Um beijo enorme com um brilho de estrelas.

P.S. Mas experimenta... tenho a certeza que vais gostar da nova experiência. Transporta-te para outros universos que escondes dentro de ti própria.

Barão da Tróia II disse...

Gostava de sonhar como tu.

Cecilia M disse...

Mais um delicioso fragmento...

_+*Ælitis*+_ disse...

Isso é que foi um momento intenso! Gostei mto :)

Beijokas de Paris

Anónimo disse...

Adorei suas palavras doces no meu blog, foi de grande importância cada palavra.
Já te linkei e sempre passar por aqui e sentir essa magia...

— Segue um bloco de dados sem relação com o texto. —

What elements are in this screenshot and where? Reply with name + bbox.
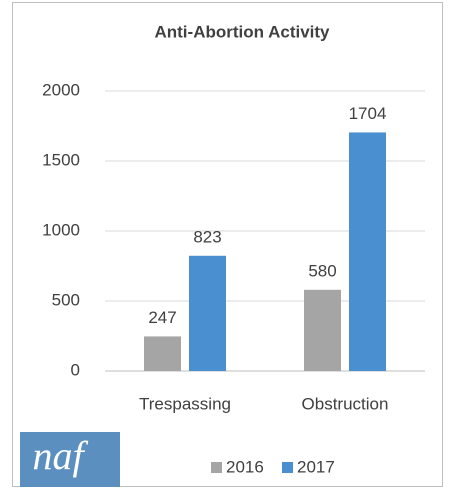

Tenhas um lindo fim de semana.

Beijos

:***

"É necessário que o poema brote do silêncio, branco como uma noiva discreta e pálida que todos julgarão ser virgem."
{Alain Borne}

_+*Ælitis*+_ disse...

Obrigada pela tua visita :) beijokas de Paris.

André disse...

Gostei do jogo de aproximidades e afastamentos, do movimento de repulsa e atração, do conhecimento e enfrentamento dos medos. Seu blog é muito bom, merece ser lido inteiro.